Walking in Your Shoes

Walking in Your Shoes lesson plan

Imagine you could put on someone else’s comfortable shoes. What would you see if you were walking in an unfamiliar place?

  • 1.

    Open a discussion of shoe types typical to your student population. Ask students for their preferences in shoe wear, as well as why we wear different types of shoes in different seasons of the year. Inform students that they will be investigating shoes worn in other cultures/countries. After researching the kinds of shoes worn in a selected country, students will create a unique display of their learning in the form of model shoes.

  • 2.

    Sculpt the shoe. Scrunch newspaper into a shoe shape. Use masking tape to hold the paper armature in place. Roll neon Crayola Model Magic® into a flat sheet with a Crayola Marker. Drape the modeling compound over the newspaper to shape it into footwear. Roll coils in contrasting colors. Attach them to the shoe for the sole, laces, or straps. Use a fingernail or a marker cap to impress details such as stitching or tread. Air-dry the shoe overnight.

  • 3.

    Make local cutouts. On construction paper, draw and color what a traveler would see in the country. In Switzerland, there are the Alps, brown Swiss cattle, cheese, skis, and timepieces. Cut out the drawings with Crayola Scissors, leaving a small tab at the bottom of each one to attach it to the poster.

  • 4.

    Show the country. Trace the country’s name and land mass on posterboard. Fill in its flag with Crayola Erasable Colored Pencils. Erase areas as needed. For example, Switzerland’s flag has a white cross in a field of red. Cut slits in posterboard to attach the cutouts. Slide tabs through the slits and fold up. Attach the shoe and cutouts with Crayola School Glue. Air-dry the display before it is presented to the class.

Standards

  • LA: Read with sufficient accuracy and fluency to support comprehension.
  • LA: Demonstrate command of the conventions of standard English capitalization, punctuation, and spelling when writing.
  • LA: Determine the meaning of general academic and domain-specific words or phrases in a text relevant to grade level.
  • LA: Integrate information from two texts on the same topic in order to write or speak about the subject knowledgeably.
  • LA: Produce clear and coherent writing in which the development and organization are appropriate to task, purpose, and audience.
  • LA: Engage effectively in a range of collaborative discussions (one-on-one, in groups, and teacher led) with diverse partners on grade level topics and texts, building on others’ ideas and expressing their own clearly.
  • MATH: Solve problems involving measurement and conversion of measurements from a larger unit to a smaller unit.
  • SS: Describe ways in which language, stories, folktales, music, and artistic creations serve as expressions of culture and influence behavior of people living in a particular culture.
  • SS: Use appropriate resources, data sources, and geographic tools to generate, manipulate, and interpret information.
  • VA: Select media, techniques, and processes; analyze what makes them effective or not effective in communicating ideas; and reflect upon the effectiveness of choices.
  • VA: Intentionally take advantage of the qualities and characteristics of art media, techniques, and processes to enhance communication of experiences and ideas.
  • VA: Use subjects, themes, and symbols that demonstrate knowledge of contexts, values, and aesthetics that communicate intended meaning in artworks.

Adaptations

  • Possible classroom resources include: Around the World Coloring Book by Winky Adam; Flags of the World by Sylvia Bednar; Children of the World: How We Live, Learn, and Play in Poems, Drawings, and Photographs by Anthony Asael & Stephanie Rabemiafara
  • Encourage students to create an audio component to accompany their posters.
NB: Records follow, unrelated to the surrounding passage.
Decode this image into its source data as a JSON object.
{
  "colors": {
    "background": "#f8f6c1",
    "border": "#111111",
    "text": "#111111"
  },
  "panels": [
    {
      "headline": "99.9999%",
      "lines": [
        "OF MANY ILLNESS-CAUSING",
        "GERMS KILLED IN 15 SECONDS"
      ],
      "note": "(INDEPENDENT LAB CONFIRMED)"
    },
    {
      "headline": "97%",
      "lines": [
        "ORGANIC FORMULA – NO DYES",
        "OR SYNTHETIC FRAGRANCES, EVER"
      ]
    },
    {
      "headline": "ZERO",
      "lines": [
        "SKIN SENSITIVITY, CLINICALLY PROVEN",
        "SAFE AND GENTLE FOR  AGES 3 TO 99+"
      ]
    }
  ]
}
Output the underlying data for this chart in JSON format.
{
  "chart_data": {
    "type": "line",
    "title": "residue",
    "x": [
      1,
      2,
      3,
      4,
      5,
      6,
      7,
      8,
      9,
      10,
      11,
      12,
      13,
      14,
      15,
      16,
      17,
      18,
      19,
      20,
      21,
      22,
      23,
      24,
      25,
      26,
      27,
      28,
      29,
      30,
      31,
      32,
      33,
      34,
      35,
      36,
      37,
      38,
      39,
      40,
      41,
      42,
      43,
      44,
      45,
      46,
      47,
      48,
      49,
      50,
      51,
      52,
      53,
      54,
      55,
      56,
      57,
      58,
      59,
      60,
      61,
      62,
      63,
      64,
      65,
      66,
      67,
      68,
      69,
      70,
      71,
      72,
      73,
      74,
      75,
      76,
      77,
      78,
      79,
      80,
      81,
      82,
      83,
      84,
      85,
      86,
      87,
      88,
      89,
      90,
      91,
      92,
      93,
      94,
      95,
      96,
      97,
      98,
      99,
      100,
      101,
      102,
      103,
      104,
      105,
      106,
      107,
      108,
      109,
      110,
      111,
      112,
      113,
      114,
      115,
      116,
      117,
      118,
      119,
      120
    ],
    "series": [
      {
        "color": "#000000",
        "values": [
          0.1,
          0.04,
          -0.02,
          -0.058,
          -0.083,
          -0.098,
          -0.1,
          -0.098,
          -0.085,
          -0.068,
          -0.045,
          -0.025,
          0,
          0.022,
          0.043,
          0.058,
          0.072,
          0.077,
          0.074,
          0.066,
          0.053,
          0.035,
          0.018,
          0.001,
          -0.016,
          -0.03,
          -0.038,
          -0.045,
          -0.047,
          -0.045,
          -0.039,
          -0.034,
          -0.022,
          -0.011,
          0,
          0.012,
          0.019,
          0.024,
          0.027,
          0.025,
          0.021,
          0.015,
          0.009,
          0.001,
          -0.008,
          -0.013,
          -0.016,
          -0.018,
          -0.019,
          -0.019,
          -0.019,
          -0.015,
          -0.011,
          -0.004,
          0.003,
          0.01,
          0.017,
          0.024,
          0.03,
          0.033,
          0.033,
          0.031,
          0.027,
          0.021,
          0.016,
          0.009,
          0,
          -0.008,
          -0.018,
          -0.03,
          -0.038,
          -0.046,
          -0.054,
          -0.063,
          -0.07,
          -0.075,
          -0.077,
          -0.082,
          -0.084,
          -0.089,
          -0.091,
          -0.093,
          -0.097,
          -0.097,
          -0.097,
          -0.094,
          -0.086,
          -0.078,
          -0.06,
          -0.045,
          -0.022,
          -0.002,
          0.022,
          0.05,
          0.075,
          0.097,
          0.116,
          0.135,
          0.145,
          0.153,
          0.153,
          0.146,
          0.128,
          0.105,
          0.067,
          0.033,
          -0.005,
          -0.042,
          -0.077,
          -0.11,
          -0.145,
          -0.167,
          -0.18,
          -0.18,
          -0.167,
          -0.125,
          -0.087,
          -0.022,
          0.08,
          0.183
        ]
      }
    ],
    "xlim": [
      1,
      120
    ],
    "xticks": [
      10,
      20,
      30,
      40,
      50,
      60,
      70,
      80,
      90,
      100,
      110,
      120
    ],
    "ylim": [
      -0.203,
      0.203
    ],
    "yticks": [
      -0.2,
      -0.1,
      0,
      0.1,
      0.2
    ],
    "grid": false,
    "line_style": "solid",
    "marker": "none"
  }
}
If possible, include a short talk in the country's native language.
  • Working in small groups, students discuss the Cheyenne saying "Do not judge your neighbor until you walk two moons in his moccasins."
  • Students research the major landforms located within the boundaries of the selected country. If possible, use Crayola Model Magic to create these formations on the map of the country.
  • Working in small groups, students discuss the Cheyenne saying "Do not judge your neighbor until you walk two moons in his moccasins." What might have been meant by this saying? How could students apply this saying to bullying and the development of tolerance in today's society?